Cheryl Everett
It could be said that many of Rio Rancho’s early residents were homesteaders.
Though no covered wagons thundered across the plains to claim free land, many Rio Rancho settlers came here in search of their own plot of earth, on which they could live as they pleased without being constrained by codes, covenants and other quasi-governmental restraints.
Park a semi in the front yard? No problem, even today.
Water during the early 1960s in many cases came directly out of the ground from private wells, at least until Rio Rancho’s original developer built and operated a water utility, which was, by all accounts, substandard. But the water was relatively cheap.
The city eventually purchased, and overpaid for, the private water system in 1995 and set up a Water Utilities Commission to provide public input on water policy. Still, the commission and governing body seemed unwilling to fully fund a modern water system for Rio Rancho’s growing population and emerging business sector.
The city eventually commissioned a professional water-rate study that led to governing body adoption of a five-year rising rate structure in 2013. But some city councilors tried to flip the rates back down after a couple of years to score political points.
And the utilities commission, by the openly pro-Tea Party, tried to postpone or cheapen wastewater treatment plant upgrades and other critical system needs.

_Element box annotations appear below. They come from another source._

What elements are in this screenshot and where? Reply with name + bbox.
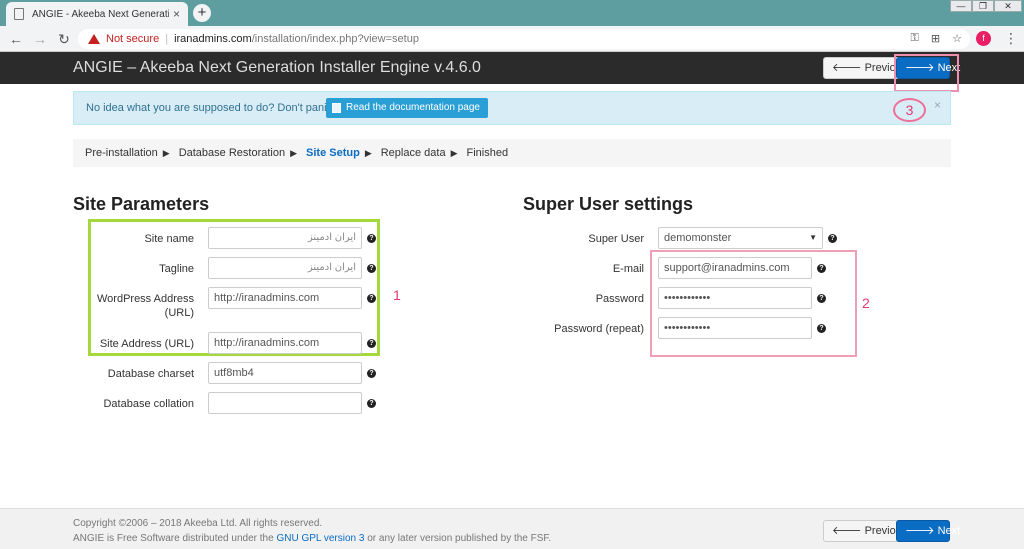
alert-close-icon[interactable]: ×: [934, 98, 941, 112]
crumb-replace-data: Replace data: [380, 147, 446, 159]
wordpress-address-label: WordPress Address (URL): [90, 292, 194, 320]
tagline-input[interactable]: ایران ادمینز: [208, 257, 362, 279]
documentation-button-label: Read the documentation page: [346, 102, 480, 113]
maximize-button[interactable]: ❐: [972, 0, 994, 12]
star-icon[interactable]: ☆: [952, 32, 962, 45]
help-icon[interactable]: ?: [817, 264, 826, 273]
wordpress-address-label-line2: (URL): [164, 307, 194, 319]
chevron-right-icon: ▶: [364, 147, 372, 158]
tab-title: ANGIE - Akeeba Next Generation: [32, 8, 169, 20]
back-arrow-icon[interactable]: ←: [8, 30, 24, 48]
security-status: Not secure: [106, 33, 160, 45]
help-alert: No idea what you are supposed to do? Don…: [73, 91, 951, 125]
crumb-pre-installation: Pre-installation: [85, 147, 158, 159]
annotation-box-next: [894, 54, 959, 92]
gpl-link[interactable]: GNU GPL version 3: [276, 533, 364, 544]
warning-icon: [88, 34, 100, 44]
chevron-down-icon: ▼: [809, 233, 817, 242]
page-title: ANGIE – Akeeba Next Generation Installer…: [73, 59, 481, 76]
help-icon[interactable]: ?: [817, 294, 826, 303]
chevron-right-icon: ▶: [162, 147, 170, 158]
super-user-selected-value: demomonster: [664, 232, 732, 244]
license-text: ANGIE is Free Software distributed under…: [73, 533, 551, 544]
divider: |: [165, 33, 169, 45]
help-icon[interactable]: ?: [367, 399, 376, 408]
chevron-right-icon: ▶: [450, 147, 458, 158]
super-user-label: Super User: [588, 233, 644, 245]
database-collation-label: Database collation: [103, 398, 194, 410]
super-user-select[interactable]: demomonster ▼: [658, 227, 823, 249]
crumb-finished: Finished: [466, 147, 509, 159]
browser-menu-icon[interactable]: ⋮: [1004, 30, 1018, 47]
new-tab-button[interactable]: +: [193, 4, 211, 22]
help-icon[interactable]: ?: [817, 324, 826, 333]
chevron-right-icon: ▶: [290, 147, 298, 158]
document-icon: [332, 103, 341, 113]
browser-tab-strip: ANGIE - Akeeba Next Generation × + — ❐ ✕: [0, 0, 1024, 26]
site-name-input[interactable]: ایران ادمینز: [208, 227, 362, 249]
help-icon[interactable]: ?: [828, 234, 837, 243]
annotation-1: 1: [393, 287, 401, 303]
omnibox-actions: ⚿ ⊞ ☆: [911, 32, 962, 45]
password-field[interactable]: ••••••••••••: [658, 287, 812, 309]
documentation-button[interactable]: Read the documentation page: [326, 98, 488, 118]
site-name-label: Site name: [144, 233, 194, 245]
site-address-input[interactable]: http://iranadmins.com: [208, 332, 362, 354]
wordpress-address-label-line1: WordPress Address: [96, 293, 194, 305]
email-field[interactable]: support@iranadmins.com: [658, 257, 812, 279]
tab-close-icon[interactable]: ×: [173, 7, 180, 21]
database-charset-label: Database charset: [107, 368, 194, 380]
profile-avatar[interactable]: f: [976, 31, 991, 46]
license-prefix: ANGIE is Free Software distributed under…: [73, 533, 274, 544]
footer: Copyright ©2006 – 2018 Akeeba Ltd. All r…: [0, 508, 1024, 549]
url-path: /installation/index.php?view=setup: [251, 33, 419, 45]
wordpress-address-input[interactable]: http://iranadmins.com: [208, 287, 362, 309]
annotation-3: 3: [893, 98, 926, 122]
url-host: iranadmins.com: [174, 33, 252, 45]
license-suffix: or any later version published by the FS…: [367, 533, 552, 544]
translate-icon[interactable]: ⊞: [931, 32, 940, 45]
forward-arrow-icon[interactable]: →: [32, 30, 48, 48]
browser-toolbar: ← → ↻ Not secure | iranadmins.com /insta…: [0, 26, 1024, 52]
help-icon[interactable]: ?: [367, 339, 376, 348]
site-address-label: Site Address (URL): [99, 338, 194, 350]
copyright-text: Copyright ©2006 – 2018 Akeeba Ltd. All r…: [73, 518, 323, 529]
password-label: Password: [595, 293, 644, 305]
help-icon[interactable]: ?: [367, 234, 376, 243]
arrow-left-icon: 🡐: [832, 62, 865, 74]
password-repeat-field[interactable]: ••••••••••••: [658, 317, 812, 339]
alert-text: No idea what you are supposed to do? Don…: [86, 102, 336, 114]
arrow-right-icon: 🡒: [905, 525, 938, 537]
footer-next-label: Next: [937, 525, 961, 537]
site-parameters-heading: Site Parameters: [73, 194, 210, 214]
breadcrumb: Pre-installation ▶ Database Restoration ▶ …: [73, 139, 951, 167]
email-label: E-mail: [612, 263, 644, 275]
password-repeat-label: Password (repeat): [554, 323, 644, 335]
address-bar[interactable]: Not secure | iranadmins.com /installatio…: [78, 29, 970, 49]
browser-tab[interactable]: ANGIE - Akeeba Next Generation ×: [6, 2, 188, 26]
footer-next-button[interactable]: 🡒 Next: [896, 520, 960, 542]
database-collation-input[interactable]: [208, 392, 362, 414]
super-user-heading: Super User settings: [523, 194, 694, 214]
database-charset-input[interactable]: utf8mb4: [208, 362, 362, 384]
help-icon[interactable]: ?: [367, 294, 376, 303]
reload-icon[interactable]: ↻: [56, 30, 72, 48]
help-icon[interactable]: ?: [367, 369, 376, 378]
arrow-left-icon: 🡐: [832, 525, 865, 537]
close-window-button[interactable]: ✕: [994, 0, 1022, 12]
annotation-2: 2: [862, 295, 870, 311]
help-icon[interactable]: ?: [367, 264, 376, 273]
crumb-database-restoration: Database Restoration: [178, 147, 286, 159]
key-icon[interactable]: ⚿: [911, 32, 919, 45]
page-icon: [14, 8, 24, 20]
tagline-label: Tagline: [159, 263, 194, 275]
crumb-site-setup: Site Setup: [306, 147, 360, 159]
minimize-button[interactable]: —: [950, 0, 972, 12]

Despite that, the city council from 2014-18 did protect the scheduled increases as the city’s growth continued to drive up water demand and costs. The Water Utilities Commission was merged into a more broadly defined Public Infrastructure Advisory Board.
Still, the allure of cheap water has never lost its hold, at least on a segment of the population. Playing to that base, political opportunists continue to attack Rio Rancho’s water rates, without regard to history or current and future needs.
The original 2013-16 step-up rate increase helped fund well upgrades, improved wastewater treatment facilities and a water re-injection system that helps sustain our aquifer.
In 2019, a new system-sustaining rate increase won governing body approval, though barely. The additional revenue will help pay for:
• Maintaining the utility’s cash reserves and financial solvency, which impacts the city’s bond ratings and borrowing costs;
• Adequately accounting for increases in the cost of materials and services, like utilities; and
• Continuing to fund water line and physical facility improvements.
A city council election looms in two days.
Only some candidates are on record as supporting a future water rate increase if needed. Other candidates either equivocate or flatly promise to vote “no” on any future rate increase.
The Rio Rancho Observer edition of Feb. 9 features detailed council candidate profiles, including their respective stands on sustaining our water system. Check these out online or in back issues at the Observer office.
In any case, turning off the taps is not an option.
But neither is a second-rate water system. That’s exactly where self-serving water-rate politics will always lead.
(Cheryl Everett is a Rio Rancho resident and former city councilor.)